Feds to investigate Georgia's Fulton County Jail for filthy, dangerous conditions
The Justice Department has launched a federal civil rights investigation into Georgia's Fulton County Jail — a facility described by the sheriff's office as "dilapidated and rapidly eroding" and where one inmate died covered in insects and filth.
Investigators have received "credible allegations" that inmates of the jail, one of Georgia's largest, are housed in a facility considered "structurally unsafe," that correctional officers are using excessive force and that violence is widespread, resulting in serious injuries and even murders, according to the DOJ.

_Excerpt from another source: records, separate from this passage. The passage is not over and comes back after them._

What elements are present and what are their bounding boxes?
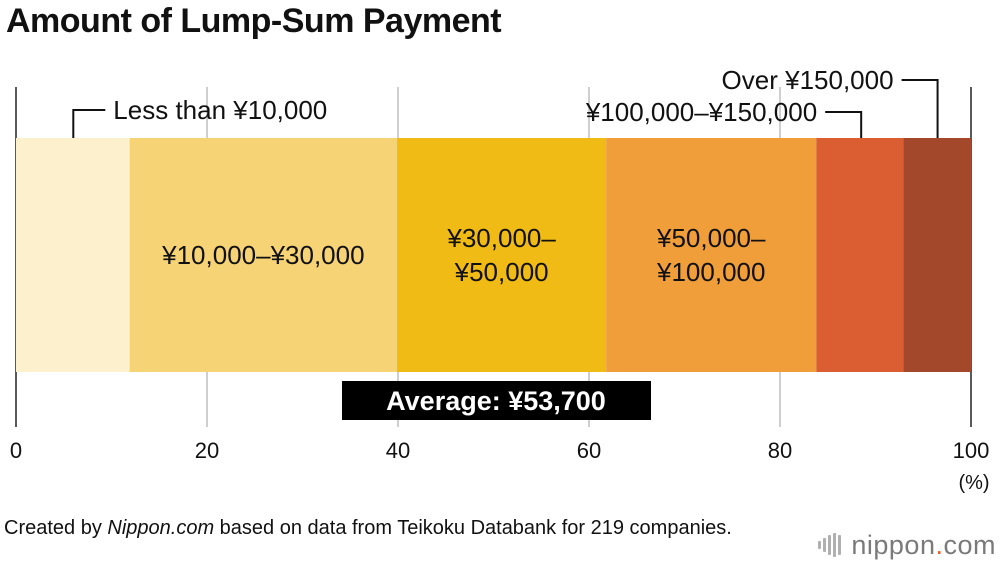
stacked-bar-chart: ¥10,000–¥30,000 ¥30,000– ¥50,000 ¥50,000– ¥1… [10,65,990,494]
logo-dot: . [935,529,944,560]
callout-label: ¥100,000–¥150,000 [585,97,817,127]
logo-bars-icon [818,533,843,557]
source-prefix: Created by [4,517,108,539]
x-tick-label: 40 [386,438,410,463]
average-box [342,381,651,420]
callout-leader [72,109,106,138]
bar-segment [606,138,817,372]
x-tick-label: 100 [953,438,990,463]
source-note: Created by Nippon.com based on data from… [4,515,744,542]
bar-segment [397,138,607,372]
segment-label: ¥10,000–¥30,000 [161,240,364,270]
bar-segment [129,138,398,372]
x-tick-label: 20 [195,438,219,463]
average-label: Average: ¥53,700 [386,386,606,416]
segment-label: ¥50,000– [656,223,766,253]
segment-label: ¥30,000– [446,223,556,253]
x-tick-label: 0 [10,438,22,463]
logo-tld: com [943,529,996,560]
bar-segment [16,138,130,372]
bar-segment [903,138,971,372]
source-emphasis: Nippon.com [107,517,215,539]
x-tick-label: 80 [768,438,792,463]
bar-segment [816,138,904,372]
callout-leader [825,111,863,138]
callout-leader [901,79,939,138]
callout-label: Over ¥150,000 [722,65,894,95]
x-unit-label: (%) [958,472,989,494]
source-suffix: based on data from Teikoku Databank for … [214,517,732,539]
segment-label: ¥100,000 [656,257,765,287]
nippon-logo: nippon. com [818,530,996,560]
callout-label: Less than ¥10,000 [113,95,327,125]
x-tick-label: 60 [577,438,601,463]
segment-label: ¥50,000 [454,257,549,287]
logo-name: nippon [851,529,936,560]
chart-title: Amount of Lump-Sum Payment [6,2,502,40]
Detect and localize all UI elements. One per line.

The department's investigation, which is being done with the U.S. Attorney's office in the Northern District of Georgia, will examine those allegations as well as the inmates' access to mental and medical care and whether Fulton County and the Fulton County Sheriff's Office discriminate against inmates with psychiatric disabilities.
"People in prisons and jails are entitled to basic protections of their civil rights," Attorney General Merrick Garland said in a statement. "We launched this investigation into the Fulton County Jail based on serious allegations of unsafe, unsanitary living conditions at the jail, excessive force and violence within the jail, discrimination against incarcerated individuals with mental health issues, and failure to provide adequate medical care to incarcerated individuals."
The DOJ will determine whether there are systemic violations of federal law and how to correct them if that's the case, Garland said.
This inquiry into the Atlanta-based jail comes almost a year after the death of Lashawn Thompson, 35, who died last September in a bedbug-infested cell in Fulton County Jail's psychiatric wing.
Thompson was in Fulton County Jail in Atlanta for three months before dying. An independent autopsy said his cause of death was "Complications due to Severe Neglect," with "Untreated Decompensated Schizophrenia" as a contributing cause.
A medical examiner who examined Thompson has said that he didn't receive necessary medical care or adequate food, water or shelter.
Individuals housed in jails are frequently not yet convicted, can't afford bail, are awaiting hearings or are serving short punishments for misdemeanors, according to Assistant Attorney General Kristen Clarke of the Justice Department's Civil Rights Division.
Clarke's office is leading the investigation.
A majority of inmates in the jail — around 87% — are Black making the alleged problems "a racial justice issue," she said.
She told reporters that she couldn't specify the length of the investigation, but said the issue is a priority for the department.
"The unconstitutional conditions that we see too often inside jails and prisons have no place in society today," Clarke said in a statement. "We are launching this investigation to determine whether Fulton County's treatment of people in the jail complies with constitutional standards. We are committed to ensuring jail and prison facilities provide constitutional conditions, in which all people can live safely and receive medical care. Incarceration should never include exposure to unconstitutional living conditions, including the risk of serious harm from violence."
Clarke's office is in the process of investigating a number of facilities including Georgia's state-run prisons and other institutions in Alabama, Arkansas, California, Florida and other states.